Meta avoideda €4BN GDPR fine over unlawful ads, says noyb
This recent month saw the European Union deliver a massive €390 million privacy fine to Meta after discovering that they were running behavioral ads on Facebook and Instagram without any legal basis. However, despite the size of this penalty, it is not nearly enough to dissuade other companies from committing similar violations of the bloc’s privacy laws.
That is according to noyb, the not-for-profit that filed the initial complaint against Meta over their ‘forced consent’ element back in May 2018. Unhappy with the outcome, noyb has now penned a letter to the European Data Protection Board (EDPB) expressing further concerns about the Irish regulator neglecting to properly investigate the financial gains that Meta reaped through their unlawful data processing despite the EDPB’s December directive to find the claimed basis for their ads invalid and increase the severity of Meta’s punishment.

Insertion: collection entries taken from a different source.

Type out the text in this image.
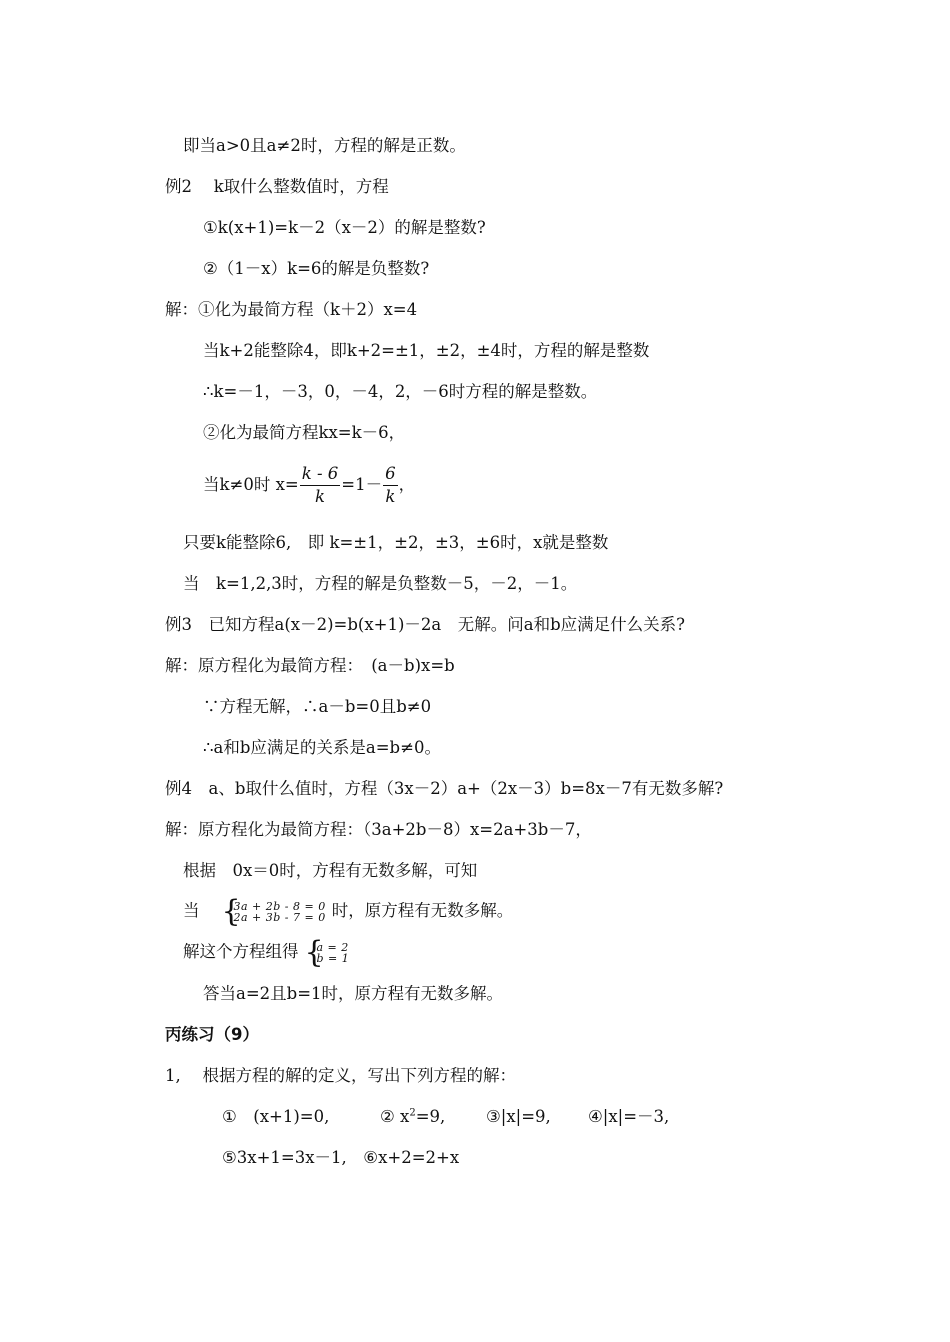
即当a>0且a≠2时，方程的解是正数。
例2　 k取什么整数值时，方程
①k(x+1)=k－2（x－2）的解是整数?
②（1－x）k=6的解是负整数?
解：①化为最简方程（k＋2）x=4
当k+2能整除4，即k+2=±1，±2，±4时，方程的解是整数
∴k=－1，－3，0，－4，2，－6时方程的解是整数。
②化为最简方程kx=k－6，
当k≠0时 $x= \frac{k - 6}{k} =1- \frac{6}{k}$ ，
只要k能整除6,　即 k=±1，±2，±3，±6时，x就是整数
当　k=1,2,3时，方程的解是负整数－5，－2，－1。
例3　已知方程a(x－2)=b(x+1)－2a　无解。问a和b应满足什么关系?
解：原方程化为最简方程：　(a－b)x=b
∵方程无解，∴a－b=0且b≠0
∴a和b应满足的关系是a=b≠0。
例4　a、b取什么值时，方程（3x－2）a+（2x－3）b=8x－7有无数多解?
解：原方程化为最简方程：（3a+2b－8）x=2a+3b－7，
根据　0x＝0时，方程有无数多解，可知
当 {
3a + 2b - 8 = 0
2a + 3b - 7 = 0 时，原方程有无数多解。
解这个方程组得 {
a = 2
b = 1
答当a=2且b=1时，原方程有无数多解。
丙练习（9）
1,　 根据方程的解的定义，写出下列方程的解：
①　(x+1)=0,	② $x^2=9$, ③|x|=9, ④|x|=－3,
⑤3x+1=3x－1,　⑥x+2=2+x
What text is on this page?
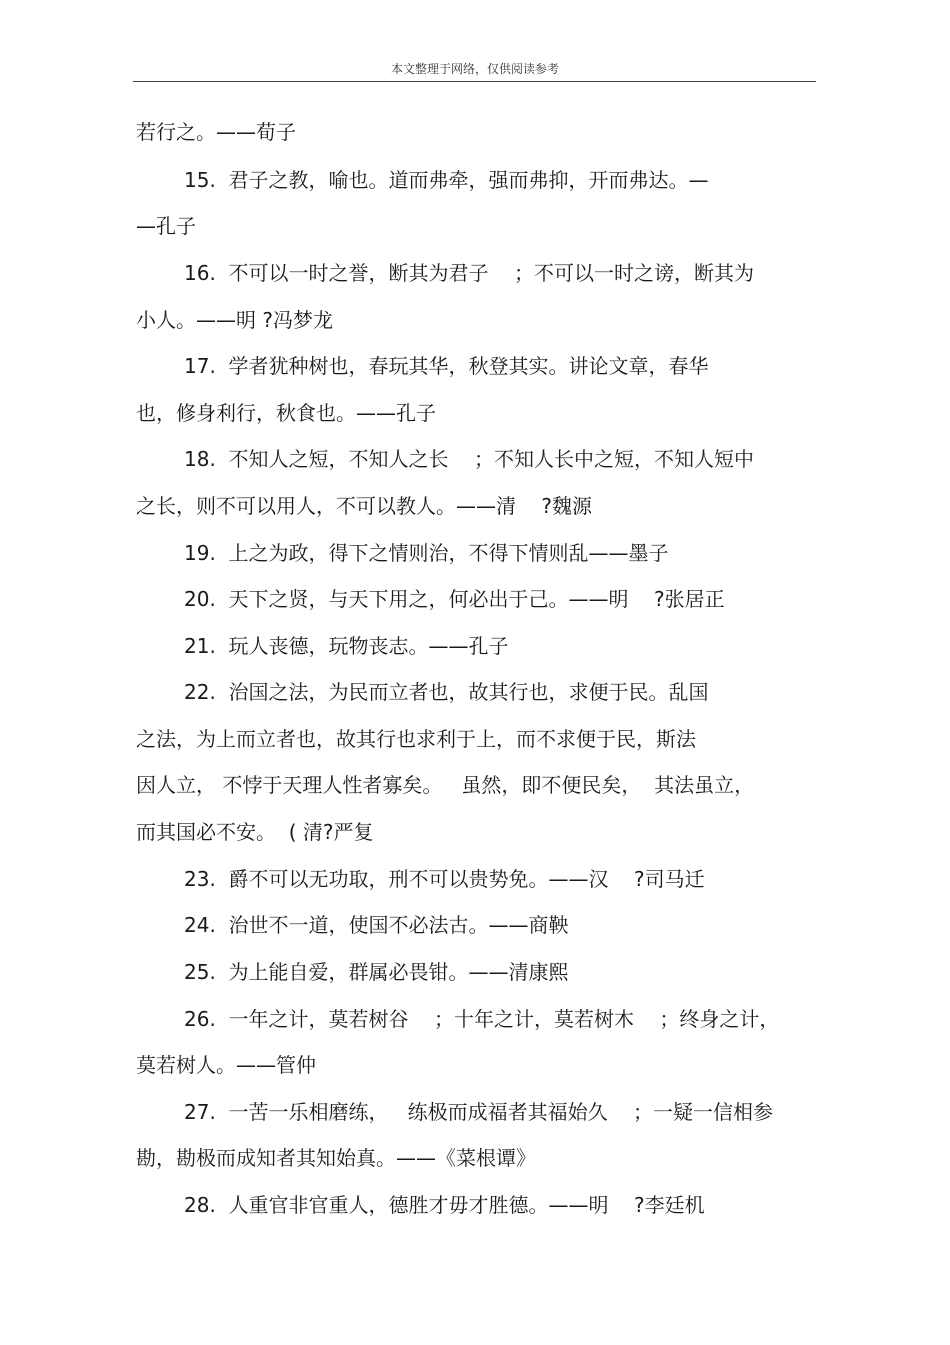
本文整理于网络，仅供阅读参考
若行之。——荀子
15.  君子之教，喻也。道而弗牵，强而弗抑，开而弗达。—
—孔子
16.  不可以一时之誉，断其为君子    ；不可以一时之谤，断其为
小人。——明 ?冯梦龙
17.  学者犹种树也，春玩其华，秋登其实。讲论文章，春华
也，修身利行，秋食也。——孔子
18.  不知人之短，不知人之长    ；不知人长中之短，不知人短中
之长，则不可以用人，不可以教人。——清    ?魏源
19.  上之为政，得下之情则治，不得下情则乱——墨子
20.  天下之贤，与天下用之，何必出于己。——明    ?张居正
21.  玩人丧德，玩物丧志。——孔子
22.  治国之法，为民而立者也，故其行也，求便于民。乱国
之法，为上而立者也，故其行也求利于上，而不求便于民，斯法
因人立， 不悖于天理人性者寡矣。   虽然，即不便民矣，  其法虽立，
而其国必不安。  ( 清?严复
23.  爵不可以无功取，刑不可以贵势免。——汉    ?司马迁
24.  治世不一道，使国不必法古。——商鞅
25.  为上能自爱，群属必畏钳。——清康熙
26.  一年之计，莫若树谷    ；十年之计，莫若树木    ；终身之计，
莫若树人。——管仲
27.  一苦一乐相磨练，   练极而成福者其福始久    ；一疑一信相参
勘，勘极而成知者其知始真。——《菜根谭》
28.  人重官非官重人，德胜才毋才胜德。——明    ?李廷机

The Irish Data Protection Commission (DPC) recently rejected the EDPB’s direction to calculate Meta’s financial benefits from running ads that infringed upon EU data protection laws. Despite increasing the fine to €390 million, this measure does not effectively illustrate the seriousness of the systematic breach of European citizens’ rights, nor does it satisfy the Board’s directive for the DPC to determine the illicit profits obtained by Meta.